Second Using join between table and latest time:
(SELECT tab1.*
FROM mytable AS tab1
INNER JOIN EACH
(SELECT ID, MAX(collection_time) AS second_time
FROM mytable GROUP EACH BY ID) AS tab2
ON tab1.ID=tab2.ID AND tab1.collection_time=tab2.second_time)
this solution does not work for me because (ID, collection_time)
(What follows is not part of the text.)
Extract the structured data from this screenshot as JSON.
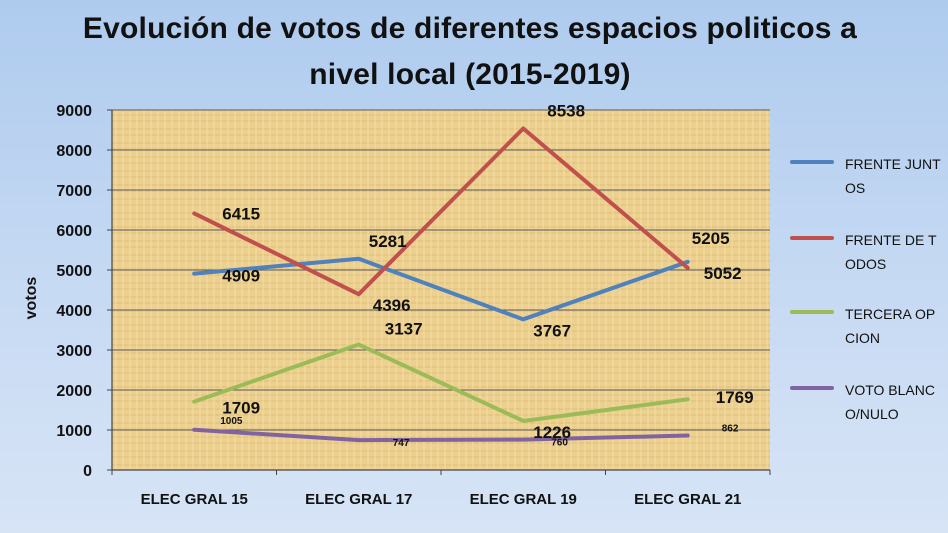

are not unique together so in JOIN
result there would be multiple rows for each ID
.
I am wondering if there is a workaround for the resourcesExceeded error, or a different query that would work in my case?
Upvotes: 22
Views: 43137
Reputation: 13129
I see no one has mentioned window functions with QUALIFY
:
SELECT *, MAX(collection_time) OVER (PARTITION BY id) AS max_timestamp
FROM my_table
QUALIFY collection_time = max_timestamp
The window function adds a column max_timestamp
that is accessible in the QUALIFY
clause to filter on.
Upvotes: 10
Reputation: 10222
Short and scalable version:
select array_agg(t order by collection_time desc limit 1)[offset(0)].*
from mytable t
group by t.id;
Upvotes: 8
Reputation: 191
SELECT
agg.table.*
FROM (
SELECT
id,
ARRAY_AGG(STRUCT(table)
ORDER BY
collection_time DESC)[SAFE_OFFSET(0)] agg
FROM
`dataset.table` table
GROUP BY
id)
This will do the job for you and is scalable considering the fact that the schema keeps changing, you won't have to change this
Upvotes: 19
Reputation: 89
If you don't care about writing a piece of code for every column:
SELECT ID,
ARRAY_AGG(col1 ORDER BY collection_time DESC)[OFFSET(0)] AS col1,
ARRAY_AGG(col2 ORDER BY collection_time DESC)[OFFSET(0)] AS col2
FROM myTable
GROUP BY ID
Upvotes: 3
Reputation: 14014
Another solution, which could be more scalable since it avoids multiple scans of the same table (which will happen with both self-join and correlated subquery in above answers). This solution only works with standard SQL (uncheck "Use Legacy SQL" option):
SELECT
ID,
(SELECT srow.*
FROM UNNEST(t.srows) srow
WHERE srow.collection_time = MAX(srow.collection_time))
FROM
(SELECT ID, ARRAY_AGG(STRUCT(col1, col2, col3, ...)) srows
FROM id_table
GROUP BY ID) t
Upvotes: 0
Reputation: 173171
Quick and dirty option - combine your both queries into one - first get all records with latest collection_time (using your second query) and then dedup them using your first query:
SELECT * FROM (
SELECT *, ROW_NUMBER() OVER (PARTITION BY tab1.ID) AS rn
FROM (
SELECT tab1.*
FROM mytable AS tab1
INNER JOIN (
SELECT ID, MAX(collection_time) AS second_time
FROM mytable GROUP BY ID
) AS tab2
ON tab1.ID=tab2.ID AND tab1.collection_time=tab2.second_time
)
)
WHERE rn = 1
And with Standard SQL (proposed by S.Mohsen sh)
WITH myTable AS (
SELECT 1 AS ID, 1 AS collection_time
),
tab1 AS (
SELECT ID,
MAX(collection_time) AS second_time
FROM myTable GROUP BY ID
),
tab2 AS (
SELECT * FROM myTable
),
joint AS (
SELECT tab2.*
FROM tab2 INNER JOIN tab1
ON tab2.ID=tab1.ID AND tab2.collection_time=tab1.second_time
)
SELECT * EXCEPT(rn)
FROM (
SELECT *, ROW_NUMBER() OVER (PARTITION BY ID) AS rn
FROM joint
)
WHERE rn=1
Upvotes: 5
Reputation: 93754
As per your comment, Considering you have a table with unique ID's
for which you need to find latest collection_time
. Here is another way to do it using Correlated Sub-Query
. Give it a try.
SELECT id,
(SELECT Max(collection_time)
FROM mytable B
WHERE A.id = B.id) AS Max_collection_time
FROM id_table A
Upvotes: 0